Änderungskündigung – Rechtsanwalt Sebastian Rabbe


Änderungskündigung – was Arbeitnehmer wissen sollten

Eine Änderungskündigung ist ein besonderes arbeitsrechtliches Instrument: Der Arbeitgeber kündigt das bestehende Arbeitsverhältnis, bietet aber gleichzeitig eine Fortsetzung zu geänderten Bedingungen an. Arbeitnehmer stehen hier oft vor schwierigen Entscheidungen.

Wann ist eine Änderungskündigung zulässig?

Eine Änderungskündigung darf nur ausgesprochen werden, wenn der Arbeitgeber die Änderung der Arbeitsbedingungen nicht auf milderem Wege (z. B. per Versetzung oder einvernehmlicher Anpassung) durchsetzen kann. Zudem muss sie sozial gerechtfertigt sein (§ 2 KSchG).

Wie sollte man auf eine Änderungskündigung reagieren?

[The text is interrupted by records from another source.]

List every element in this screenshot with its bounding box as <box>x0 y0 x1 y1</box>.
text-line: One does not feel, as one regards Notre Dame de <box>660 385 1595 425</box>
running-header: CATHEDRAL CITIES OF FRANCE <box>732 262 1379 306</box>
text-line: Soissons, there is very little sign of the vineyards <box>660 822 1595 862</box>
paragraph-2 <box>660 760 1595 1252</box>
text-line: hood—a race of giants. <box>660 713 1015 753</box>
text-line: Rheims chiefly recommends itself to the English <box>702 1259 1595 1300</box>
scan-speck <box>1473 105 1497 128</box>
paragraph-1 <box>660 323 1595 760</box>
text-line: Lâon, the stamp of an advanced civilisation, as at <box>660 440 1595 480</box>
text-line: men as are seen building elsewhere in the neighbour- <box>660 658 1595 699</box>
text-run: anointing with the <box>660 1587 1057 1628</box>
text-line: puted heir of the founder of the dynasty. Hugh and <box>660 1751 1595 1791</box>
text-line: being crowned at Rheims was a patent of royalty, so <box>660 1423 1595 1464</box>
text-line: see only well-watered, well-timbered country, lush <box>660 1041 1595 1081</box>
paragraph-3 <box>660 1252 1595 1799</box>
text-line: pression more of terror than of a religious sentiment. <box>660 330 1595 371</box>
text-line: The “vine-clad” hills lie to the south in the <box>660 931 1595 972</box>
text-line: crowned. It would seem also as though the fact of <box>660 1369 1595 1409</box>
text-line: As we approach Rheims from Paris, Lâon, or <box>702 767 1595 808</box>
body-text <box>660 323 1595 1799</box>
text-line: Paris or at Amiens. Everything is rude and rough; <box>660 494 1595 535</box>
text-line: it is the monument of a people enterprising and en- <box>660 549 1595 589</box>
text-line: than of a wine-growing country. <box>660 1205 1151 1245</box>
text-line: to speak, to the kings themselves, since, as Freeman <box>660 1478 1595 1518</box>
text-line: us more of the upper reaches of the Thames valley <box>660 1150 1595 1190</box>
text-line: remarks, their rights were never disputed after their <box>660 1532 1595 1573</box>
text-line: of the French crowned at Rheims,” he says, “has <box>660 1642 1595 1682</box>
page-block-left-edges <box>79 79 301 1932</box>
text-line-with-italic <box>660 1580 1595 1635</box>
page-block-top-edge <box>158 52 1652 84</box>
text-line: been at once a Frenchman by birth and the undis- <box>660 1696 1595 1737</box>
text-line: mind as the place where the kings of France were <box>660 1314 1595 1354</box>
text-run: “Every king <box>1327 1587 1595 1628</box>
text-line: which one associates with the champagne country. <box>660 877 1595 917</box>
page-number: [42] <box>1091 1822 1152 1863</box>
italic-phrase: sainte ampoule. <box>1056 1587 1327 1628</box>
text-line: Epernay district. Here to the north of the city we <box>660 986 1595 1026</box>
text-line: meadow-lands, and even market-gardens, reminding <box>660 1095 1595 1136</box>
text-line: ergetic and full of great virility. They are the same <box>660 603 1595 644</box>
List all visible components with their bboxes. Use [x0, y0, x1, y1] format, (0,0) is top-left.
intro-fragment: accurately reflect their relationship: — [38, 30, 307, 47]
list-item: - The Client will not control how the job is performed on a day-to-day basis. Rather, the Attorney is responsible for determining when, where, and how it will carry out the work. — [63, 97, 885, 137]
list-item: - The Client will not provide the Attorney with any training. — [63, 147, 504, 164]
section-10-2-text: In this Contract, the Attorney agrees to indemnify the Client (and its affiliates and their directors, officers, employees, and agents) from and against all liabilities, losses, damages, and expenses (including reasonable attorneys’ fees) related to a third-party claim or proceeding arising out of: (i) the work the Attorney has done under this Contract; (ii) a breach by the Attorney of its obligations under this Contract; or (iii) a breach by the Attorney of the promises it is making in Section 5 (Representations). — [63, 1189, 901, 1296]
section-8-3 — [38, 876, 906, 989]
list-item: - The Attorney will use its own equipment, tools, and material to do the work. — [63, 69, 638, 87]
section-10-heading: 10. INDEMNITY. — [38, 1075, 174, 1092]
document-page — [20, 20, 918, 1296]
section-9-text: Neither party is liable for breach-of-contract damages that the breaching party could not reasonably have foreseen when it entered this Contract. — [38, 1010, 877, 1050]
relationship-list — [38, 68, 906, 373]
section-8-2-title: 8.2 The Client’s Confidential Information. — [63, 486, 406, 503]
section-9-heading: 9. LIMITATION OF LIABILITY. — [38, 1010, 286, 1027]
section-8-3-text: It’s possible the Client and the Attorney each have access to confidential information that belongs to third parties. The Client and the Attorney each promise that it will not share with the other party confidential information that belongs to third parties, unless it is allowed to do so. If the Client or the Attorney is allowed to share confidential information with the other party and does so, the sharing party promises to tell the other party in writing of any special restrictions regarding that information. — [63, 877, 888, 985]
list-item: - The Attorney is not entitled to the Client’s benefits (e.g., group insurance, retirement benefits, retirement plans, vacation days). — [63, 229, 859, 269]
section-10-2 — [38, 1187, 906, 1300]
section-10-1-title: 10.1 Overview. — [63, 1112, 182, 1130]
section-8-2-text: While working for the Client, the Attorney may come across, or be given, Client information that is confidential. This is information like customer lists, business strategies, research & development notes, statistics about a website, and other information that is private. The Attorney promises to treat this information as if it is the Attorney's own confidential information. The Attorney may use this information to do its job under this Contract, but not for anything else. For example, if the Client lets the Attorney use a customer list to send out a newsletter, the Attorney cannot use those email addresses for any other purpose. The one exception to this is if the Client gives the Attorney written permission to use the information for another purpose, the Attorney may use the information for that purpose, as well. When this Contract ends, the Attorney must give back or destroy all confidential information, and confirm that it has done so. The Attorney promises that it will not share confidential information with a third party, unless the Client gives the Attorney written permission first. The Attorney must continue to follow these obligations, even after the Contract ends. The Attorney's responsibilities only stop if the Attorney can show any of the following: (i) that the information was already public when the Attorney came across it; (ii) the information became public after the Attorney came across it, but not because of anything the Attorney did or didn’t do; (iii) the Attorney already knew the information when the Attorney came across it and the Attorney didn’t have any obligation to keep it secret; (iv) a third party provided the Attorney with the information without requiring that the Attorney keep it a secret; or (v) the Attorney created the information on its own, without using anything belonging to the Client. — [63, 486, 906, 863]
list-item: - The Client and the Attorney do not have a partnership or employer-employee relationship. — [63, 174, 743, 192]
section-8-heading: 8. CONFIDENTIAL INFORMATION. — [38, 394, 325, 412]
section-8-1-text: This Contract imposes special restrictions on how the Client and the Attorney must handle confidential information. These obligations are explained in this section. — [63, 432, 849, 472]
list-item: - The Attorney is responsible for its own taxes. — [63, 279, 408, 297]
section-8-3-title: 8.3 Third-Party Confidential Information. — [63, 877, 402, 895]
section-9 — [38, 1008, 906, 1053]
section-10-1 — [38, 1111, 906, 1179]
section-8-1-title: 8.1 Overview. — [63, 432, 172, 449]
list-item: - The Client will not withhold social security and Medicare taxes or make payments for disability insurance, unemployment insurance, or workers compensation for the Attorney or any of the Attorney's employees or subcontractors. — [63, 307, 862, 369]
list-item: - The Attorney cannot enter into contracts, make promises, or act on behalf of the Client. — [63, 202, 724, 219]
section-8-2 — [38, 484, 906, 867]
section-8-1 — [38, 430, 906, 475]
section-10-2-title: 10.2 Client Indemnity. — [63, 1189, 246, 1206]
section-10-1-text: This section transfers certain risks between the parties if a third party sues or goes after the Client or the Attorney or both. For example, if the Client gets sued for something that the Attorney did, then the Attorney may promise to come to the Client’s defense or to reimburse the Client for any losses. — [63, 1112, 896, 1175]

Es gibt drei mögliche Reaktionswege:

  1. Änderungsangebot annehmen – die neuen Bedingungen gelten, das Arbeitsverhältnis bleibt bestehen.
  2. Änderungsangebot ablehnen – die Kündigung wirkt voll, man verliert den Arbeitsplatz.
  3. Unter Vorbehalt annehmen (§ 2 KSchG) – die Änderungen gelten zunächst, man erhebt aber Kündigungsschutzklage.

Wichtige Frist: 3 Wochen!

Wer gegen eine Änderungskündigung vorgehen möchte, muss innerhalb von drei Wochen ab Zugang der Kündigung eine Kündigungsschutzklage beim Arbeitsgericht einreichen. Wird diese Frist versäumt, gilt die Kündigung als wirksam.

Fazit

Eine Änderungskündigung ist immer eine juristisch komplexe Situation. Lassen Sie die Wirksamkeit und die neuen Vertragsbedingungen unbedingt prüfen, bevor Sie reagieren.